Relieving the Extreme Tension in Caplanian Thought
Tyler Cowen says he’s found “the extreme tension in Caplanian thought”:
This is a fundamental tension in Caplanian thought, namely the
desire to promote intuitions of both meritocracy/desert and facts about
heritability. Bryan can’t have it both ways.
I say this “tension” is illusory. Key points:
1. While merit/desert and choice are related, the relationship is much more complex than Tyler admits. No one chooses his raw athletic ability, but the fastest runner in the Olympics still merits the gold medal. Choice almost invariably plays a role – no matter how great your innate ability in X, you have to actually choose to do X to merit any recognition or reward. But choice is only one ingredient in our intuitions about merit and desert.

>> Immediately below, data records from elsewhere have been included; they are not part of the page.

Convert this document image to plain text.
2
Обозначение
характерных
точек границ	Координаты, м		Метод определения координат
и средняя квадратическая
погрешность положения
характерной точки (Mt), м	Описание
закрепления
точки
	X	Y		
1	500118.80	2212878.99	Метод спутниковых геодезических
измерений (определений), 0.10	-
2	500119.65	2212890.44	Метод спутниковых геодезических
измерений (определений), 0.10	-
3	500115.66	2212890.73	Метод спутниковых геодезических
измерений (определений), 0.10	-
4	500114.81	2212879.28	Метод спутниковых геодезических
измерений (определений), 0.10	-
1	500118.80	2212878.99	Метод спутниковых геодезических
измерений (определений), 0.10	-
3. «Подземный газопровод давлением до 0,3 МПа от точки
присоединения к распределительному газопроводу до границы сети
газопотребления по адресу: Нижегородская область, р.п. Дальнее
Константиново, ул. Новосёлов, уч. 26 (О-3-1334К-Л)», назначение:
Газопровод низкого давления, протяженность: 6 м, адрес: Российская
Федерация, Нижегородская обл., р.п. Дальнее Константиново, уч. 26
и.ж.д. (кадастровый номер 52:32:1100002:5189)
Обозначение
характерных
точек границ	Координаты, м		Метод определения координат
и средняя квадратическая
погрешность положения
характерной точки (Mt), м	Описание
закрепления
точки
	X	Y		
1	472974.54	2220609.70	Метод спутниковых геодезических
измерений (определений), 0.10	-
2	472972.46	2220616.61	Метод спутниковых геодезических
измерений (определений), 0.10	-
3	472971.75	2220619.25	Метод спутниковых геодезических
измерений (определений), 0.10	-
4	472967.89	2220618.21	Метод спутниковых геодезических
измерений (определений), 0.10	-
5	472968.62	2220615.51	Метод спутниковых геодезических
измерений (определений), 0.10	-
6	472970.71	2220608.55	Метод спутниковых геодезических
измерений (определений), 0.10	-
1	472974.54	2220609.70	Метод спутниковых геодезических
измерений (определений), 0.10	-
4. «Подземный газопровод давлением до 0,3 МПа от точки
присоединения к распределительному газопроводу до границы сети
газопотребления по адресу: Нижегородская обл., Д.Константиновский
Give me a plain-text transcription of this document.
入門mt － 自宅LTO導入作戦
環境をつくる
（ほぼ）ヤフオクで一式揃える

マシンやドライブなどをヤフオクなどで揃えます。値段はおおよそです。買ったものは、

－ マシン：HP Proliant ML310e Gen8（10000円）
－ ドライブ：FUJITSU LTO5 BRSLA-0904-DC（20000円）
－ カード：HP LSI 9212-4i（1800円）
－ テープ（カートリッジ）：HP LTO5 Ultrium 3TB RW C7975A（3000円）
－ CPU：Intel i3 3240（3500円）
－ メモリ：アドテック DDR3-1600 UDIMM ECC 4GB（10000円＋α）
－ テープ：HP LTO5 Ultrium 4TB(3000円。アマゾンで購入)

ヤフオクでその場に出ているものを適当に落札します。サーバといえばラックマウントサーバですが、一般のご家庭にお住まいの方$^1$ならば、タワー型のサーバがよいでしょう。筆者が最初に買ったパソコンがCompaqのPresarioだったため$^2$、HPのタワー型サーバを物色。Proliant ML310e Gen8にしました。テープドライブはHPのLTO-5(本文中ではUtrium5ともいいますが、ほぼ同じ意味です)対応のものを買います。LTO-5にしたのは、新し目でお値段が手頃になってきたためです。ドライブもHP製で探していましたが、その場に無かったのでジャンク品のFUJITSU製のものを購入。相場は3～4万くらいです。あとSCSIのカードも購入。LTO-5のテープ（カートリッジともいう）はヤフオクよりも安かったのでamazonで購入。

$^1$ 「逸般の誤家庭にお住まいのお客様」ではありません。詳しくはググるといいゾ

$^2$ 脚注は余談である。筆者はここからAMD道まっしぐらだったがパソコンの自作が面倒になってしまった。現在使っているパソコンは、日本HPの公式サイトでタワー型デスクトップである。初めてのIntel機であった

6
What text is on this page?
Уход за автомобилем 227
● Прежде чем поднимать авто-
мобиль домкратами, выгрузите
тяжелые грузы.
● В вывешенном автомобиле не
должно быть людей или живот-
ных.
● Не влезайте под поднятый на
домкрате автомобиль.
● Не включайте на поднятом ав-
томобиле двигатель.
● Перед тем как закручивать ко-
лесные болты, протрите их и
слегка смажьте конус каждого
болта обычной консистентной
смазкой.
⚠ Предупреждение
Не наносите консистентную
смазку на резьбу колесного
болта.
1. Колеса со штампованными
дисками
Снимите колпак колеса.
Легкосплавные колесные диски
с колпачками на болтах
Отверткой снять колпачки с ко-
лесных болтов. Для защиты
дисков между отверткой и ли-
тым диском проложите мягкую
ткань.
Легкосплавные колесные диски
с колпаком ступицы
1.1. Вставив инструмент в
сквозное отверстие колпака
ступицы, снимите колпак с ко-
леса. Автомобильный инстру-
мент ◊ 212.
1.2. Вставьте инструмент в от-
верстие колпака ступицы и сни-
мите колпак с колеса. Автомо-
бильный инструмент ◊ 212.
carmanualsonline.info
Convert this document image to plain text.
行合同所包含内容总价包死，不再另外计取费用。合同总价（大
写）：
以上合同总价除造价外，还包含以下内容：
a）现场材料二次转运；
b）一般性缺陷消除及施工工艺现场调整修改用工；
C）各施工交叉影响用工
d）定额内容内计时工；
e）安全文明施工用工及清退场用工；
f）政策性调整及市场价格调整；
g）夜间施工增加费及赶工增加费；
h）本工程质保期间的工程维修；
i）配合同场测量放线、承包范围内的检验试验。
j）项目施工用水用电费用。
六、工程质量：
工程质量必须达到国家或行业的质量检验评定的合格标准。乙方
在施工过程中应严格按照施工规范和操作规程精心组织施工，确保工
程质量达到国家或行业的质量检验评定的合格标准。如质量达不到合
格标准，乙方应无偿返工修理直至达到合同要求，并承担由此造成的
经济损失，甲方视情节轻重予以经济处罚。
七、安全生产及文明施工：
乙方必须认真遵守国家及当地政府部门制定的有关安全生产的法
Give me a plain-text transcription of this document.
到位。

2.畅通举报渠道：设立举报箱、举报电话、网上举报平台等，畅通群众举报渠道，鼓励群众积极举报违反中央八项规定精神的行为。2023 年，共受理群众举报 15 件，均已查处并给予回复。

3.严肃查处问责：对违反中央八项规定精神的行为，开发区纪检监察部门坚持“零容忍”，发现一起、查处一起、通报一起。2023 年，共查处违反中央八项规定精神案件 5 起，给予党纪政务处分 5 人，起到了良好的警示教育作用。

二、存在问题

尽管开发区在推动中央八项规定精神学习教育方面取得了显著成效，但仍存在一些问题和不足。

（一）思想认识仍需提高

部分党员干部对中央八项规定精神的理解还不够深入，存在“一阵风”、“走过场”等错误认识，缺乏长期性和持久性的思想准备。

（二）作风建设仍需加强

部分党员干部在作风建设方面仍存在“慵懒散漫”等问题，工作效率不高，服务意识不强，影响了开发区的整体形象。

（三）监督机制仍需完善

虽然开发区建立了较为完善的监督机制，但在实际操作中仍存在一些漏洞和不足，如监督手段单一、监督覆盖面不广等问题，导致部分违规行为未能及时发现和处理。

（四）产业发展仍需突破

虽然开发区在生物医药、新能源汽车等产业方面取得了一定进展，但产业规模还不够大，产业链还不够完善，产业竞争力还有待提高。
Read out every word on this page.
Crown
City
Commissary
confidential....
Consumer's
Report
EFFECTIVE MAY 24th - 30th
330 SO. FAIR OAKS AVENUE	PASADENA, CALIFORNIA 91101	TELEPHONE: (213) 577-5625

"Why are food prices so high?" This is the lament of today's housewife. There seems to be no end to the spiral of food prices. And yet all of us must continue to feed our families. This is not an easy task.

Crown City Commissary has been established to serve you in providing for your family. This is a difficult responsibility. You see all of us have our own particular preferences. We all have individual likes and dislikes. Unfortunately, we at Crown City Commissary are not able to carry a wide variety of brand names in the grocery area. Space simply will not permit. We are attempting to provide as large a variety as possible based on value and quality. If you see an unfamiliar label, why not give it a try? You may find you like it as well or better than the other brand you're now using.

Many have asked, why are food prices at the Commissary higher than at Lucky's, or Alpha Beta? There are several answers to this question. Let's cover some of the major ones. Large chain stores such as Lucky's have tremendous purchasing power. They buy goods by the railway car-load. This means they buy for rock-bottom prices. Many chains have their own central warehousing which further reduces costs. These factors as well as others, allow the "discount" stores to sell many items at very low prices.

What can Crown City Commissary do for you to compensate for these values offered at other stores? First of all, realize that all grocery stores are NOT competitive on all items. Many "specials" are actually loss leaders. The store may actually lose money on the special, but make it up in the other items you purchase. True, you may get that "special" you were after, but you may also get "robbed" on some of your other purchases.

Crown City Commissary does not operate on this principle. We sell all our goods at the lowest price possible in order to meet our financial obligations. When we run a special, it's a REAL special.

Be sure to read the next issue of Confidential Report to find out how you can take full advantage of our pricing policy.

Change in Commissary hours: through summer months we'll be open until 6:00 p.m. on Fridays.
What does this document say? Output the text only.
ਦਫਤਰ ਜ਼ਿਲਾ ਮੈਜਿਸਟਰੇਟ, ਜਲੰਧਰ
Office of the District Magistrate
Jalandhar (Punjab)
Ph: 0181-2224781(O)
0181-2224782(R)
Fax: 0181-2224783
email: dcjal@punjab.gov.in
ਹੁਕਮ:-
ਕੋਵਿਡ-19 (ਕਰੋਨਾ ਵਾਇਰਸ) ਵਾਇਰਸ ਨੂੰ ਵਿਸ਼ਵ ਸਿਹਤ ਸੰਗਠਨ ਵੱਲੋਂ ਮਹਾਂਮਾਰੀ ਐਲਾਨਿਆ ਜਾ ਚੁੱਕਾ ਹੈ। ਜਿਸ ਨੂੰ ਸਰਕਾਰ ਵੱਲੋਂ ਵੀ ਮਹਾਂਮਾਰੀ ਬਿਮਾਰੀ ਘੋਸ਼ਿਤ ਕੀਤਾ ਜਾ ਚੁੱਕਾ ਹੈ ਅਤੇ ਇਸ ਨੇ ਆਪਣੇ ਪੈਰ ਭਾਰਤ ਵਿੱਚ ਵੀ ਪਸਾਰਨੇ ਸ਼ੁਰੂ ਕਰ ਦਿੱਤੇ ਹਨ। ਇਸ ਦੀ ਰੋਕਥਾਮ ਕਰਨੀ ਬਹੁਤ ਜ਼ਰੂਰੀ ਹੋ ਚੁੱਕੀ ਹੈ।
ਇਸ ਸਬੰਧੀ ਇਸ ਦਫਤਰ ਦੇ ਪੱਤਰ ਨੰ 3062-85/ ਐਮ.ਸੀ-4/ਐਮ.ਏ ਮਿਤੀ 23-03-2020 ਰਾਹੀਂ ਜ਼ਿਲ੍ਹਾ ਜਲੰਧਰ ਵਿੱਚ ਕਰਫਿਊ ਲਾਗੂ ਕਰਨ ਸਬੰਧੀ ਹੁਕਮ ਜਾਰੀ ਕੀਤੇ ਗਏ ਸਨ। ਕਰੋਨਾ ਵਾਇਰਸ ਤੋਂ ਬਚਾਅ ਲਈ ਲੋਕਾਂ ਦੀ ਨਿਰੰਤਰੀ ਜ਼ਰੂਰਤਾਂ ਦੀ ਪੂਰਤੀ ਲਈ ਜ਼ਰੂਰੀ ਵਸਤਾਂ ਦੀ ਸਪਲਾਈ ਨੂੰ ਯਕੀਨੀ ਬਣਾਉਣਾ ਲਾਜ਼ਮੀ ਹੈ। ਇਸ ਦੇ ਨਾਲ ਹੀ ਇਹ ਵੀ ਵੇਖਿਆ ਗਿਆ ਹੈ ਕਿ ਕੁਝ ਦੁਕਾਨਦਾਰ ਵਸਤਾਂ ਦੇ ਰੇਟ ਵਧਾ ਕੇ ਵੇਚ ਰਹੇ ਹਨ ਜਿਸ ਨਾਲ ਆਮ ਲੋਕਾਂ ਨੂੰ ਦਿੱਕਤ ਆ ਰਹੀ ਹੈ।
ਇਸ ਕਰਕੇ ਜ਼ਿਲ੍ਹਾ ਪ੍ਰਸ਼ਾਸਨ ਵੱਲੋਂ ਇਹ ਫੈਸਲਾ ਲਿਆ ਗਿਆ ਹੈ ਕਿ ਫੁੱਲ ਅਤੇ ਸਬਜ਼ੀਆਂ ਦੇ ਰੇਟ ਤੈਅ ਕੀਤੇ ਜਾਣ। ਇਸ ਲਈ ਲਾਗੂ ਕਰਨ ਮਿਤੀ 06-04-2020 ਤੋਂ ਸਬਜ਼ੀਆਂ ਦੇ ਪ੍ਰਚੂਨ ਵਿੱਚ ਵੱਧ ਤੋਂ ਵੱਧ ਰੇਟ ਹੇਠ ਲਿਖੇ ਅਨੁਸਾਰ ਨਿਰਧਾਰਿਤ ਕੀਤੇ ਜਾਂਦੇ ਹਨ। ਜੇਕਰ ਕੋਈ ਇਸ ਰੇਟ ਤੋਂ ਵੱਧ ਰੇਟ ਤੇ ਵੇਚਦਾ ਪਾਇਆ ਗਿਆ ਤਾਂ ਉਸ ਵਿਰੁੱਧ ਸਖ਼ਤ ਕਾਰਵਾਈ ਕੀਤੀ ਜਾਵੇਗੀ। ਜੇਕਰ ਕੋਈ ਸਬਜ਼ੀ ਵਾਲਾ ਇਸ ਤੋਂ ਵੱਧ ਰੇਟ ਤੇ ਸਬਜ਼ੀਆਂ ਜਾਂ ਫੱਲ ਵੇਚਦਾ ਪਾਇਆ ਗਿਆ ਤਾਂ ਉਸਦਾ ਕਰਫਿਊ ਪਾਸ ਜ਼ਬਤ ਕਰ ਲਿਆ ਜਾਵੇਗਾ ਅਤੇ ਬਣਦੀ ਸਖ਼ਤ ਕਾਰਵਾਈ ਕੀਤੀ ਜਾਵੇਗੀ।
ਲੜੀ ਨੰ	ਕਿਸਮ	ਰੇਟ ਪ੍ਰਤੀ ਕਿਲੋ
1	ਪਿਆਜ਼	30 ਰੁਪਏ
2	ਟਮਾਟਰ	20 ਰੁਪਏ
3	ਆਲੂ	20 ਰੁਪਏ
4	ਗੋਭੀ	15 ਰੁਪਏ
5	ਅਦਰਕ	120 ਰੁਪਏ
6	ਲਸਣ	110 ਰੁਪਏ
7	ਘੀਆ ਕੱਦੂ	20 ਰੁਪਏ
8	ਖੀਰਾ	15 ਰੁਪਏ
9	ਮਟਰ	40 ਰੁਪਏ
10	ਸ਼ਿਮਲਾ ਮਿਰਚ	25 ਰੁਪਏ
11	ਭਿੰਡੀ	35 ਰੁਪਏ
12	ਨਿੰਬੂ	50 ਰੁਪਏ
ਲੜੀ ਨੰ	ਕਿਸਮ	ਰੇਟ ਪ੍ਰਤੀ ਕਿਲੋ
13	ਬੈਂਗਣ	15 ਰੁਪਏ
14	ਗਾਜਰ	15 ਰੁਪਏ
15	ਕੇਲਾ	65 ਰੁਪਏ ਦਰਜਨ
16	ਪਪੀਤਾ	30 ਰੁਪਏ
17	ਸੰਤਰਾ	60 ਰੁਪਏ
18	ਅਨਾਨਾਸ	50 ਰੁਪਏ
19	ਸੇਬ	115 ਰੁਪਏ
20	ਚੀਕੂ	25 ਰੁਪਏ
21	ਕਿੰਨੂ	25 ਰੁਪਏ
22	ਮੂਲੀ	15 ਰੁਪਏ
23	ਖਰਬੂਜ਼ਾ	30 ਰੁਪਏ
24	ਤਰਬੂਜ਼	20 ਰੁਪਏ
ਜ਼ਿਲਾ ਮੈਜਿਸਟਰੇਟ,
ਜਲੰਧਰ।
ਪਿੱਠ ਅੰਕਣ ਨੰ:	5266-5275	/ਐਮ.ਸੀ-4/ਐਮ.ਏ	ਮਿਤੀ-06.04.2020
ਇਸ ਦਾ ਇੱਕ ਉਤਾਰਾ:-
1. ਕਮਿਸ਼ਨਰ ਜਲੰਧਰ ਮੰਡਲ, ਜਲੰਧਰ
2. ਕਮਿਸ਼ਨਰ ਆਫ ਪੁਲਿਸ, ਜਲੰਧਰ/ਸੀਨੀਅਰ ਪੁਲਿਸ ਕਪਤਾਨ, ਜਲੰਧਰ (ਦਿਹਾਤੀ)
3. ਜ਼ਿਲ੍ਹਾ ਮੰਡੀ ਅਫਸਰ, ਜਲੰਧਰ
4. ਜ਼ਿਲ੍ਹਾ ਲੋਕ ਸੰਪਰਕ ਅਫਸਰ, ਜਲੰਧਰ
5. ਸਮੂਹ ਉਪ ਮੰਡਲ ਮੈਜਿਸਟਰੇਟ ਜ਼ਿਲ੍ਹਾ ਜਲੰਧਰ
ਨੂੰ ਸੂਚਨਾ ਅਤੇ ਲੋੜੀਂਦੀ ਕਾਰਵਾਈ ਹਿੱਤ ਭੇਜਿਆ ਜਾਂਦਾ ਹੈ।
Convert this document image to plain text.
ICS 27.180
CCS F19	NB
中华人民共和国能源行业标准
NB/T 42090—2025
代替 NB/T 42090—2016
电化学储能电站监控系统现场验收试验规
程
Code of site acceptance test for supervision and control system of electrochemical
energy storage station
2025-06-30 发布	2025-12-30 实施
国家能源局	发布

2. But doesn’t empirical evidence on heritability of our choices show that we don’t “really” choose anything – and thereby entirely undermine all notions of merit and desert? Nope. Predictability and free will are compatible; the former is a claim about what happens, the latter a claim about what can happen. I’ve never chosen to cut off one of my fingers. You can safely bet that I never will. But my introspection tells me that I’m metaphysically free to cut off my fingers.
3. If predictability did undermine merit and desert, heritability would still be a red herring. Why? Because heritability research looks at why behavior is predictable, not whether it’s predictable. The point of twin and adoption studies isn’t to show that human behavior is predictable; you can see that from naive family correlations. The point of twin and adoption studies is to figure out what share of naive family correlations is due to nature – and what share is due to nurture.
4. If this is true, why do I think that income heritability studies should increase our estimates of how meritocratic the economy is? Simple: If separated identical twins both earn high incomes, the explanation almost has to be that the market rewards ability and effort. If adoptees raised together both earn high incomes, on the other hand, the explanation could be that their parents raised them to be productive and motivated workers. But this pattern is also consistent with nepotism – parents using their connections to place their underqualified kids in good jobs.
The ultimate reason why Tyler’s sees a tension and I don’t, though, is probably that he takes for granted the Rawlsian view that, “no one deserves his place in the distribution of native endowments.” I reject the Rawlsian position as contrary to common sense. Like Rothbard,
I must confess that I cannot make any sense of this position. What is more inherent in an individual, more uniquely his own, than his inherited ability? If he is not to reap the reward from this, conjoined with his own willed effort, what should he reap a reward from?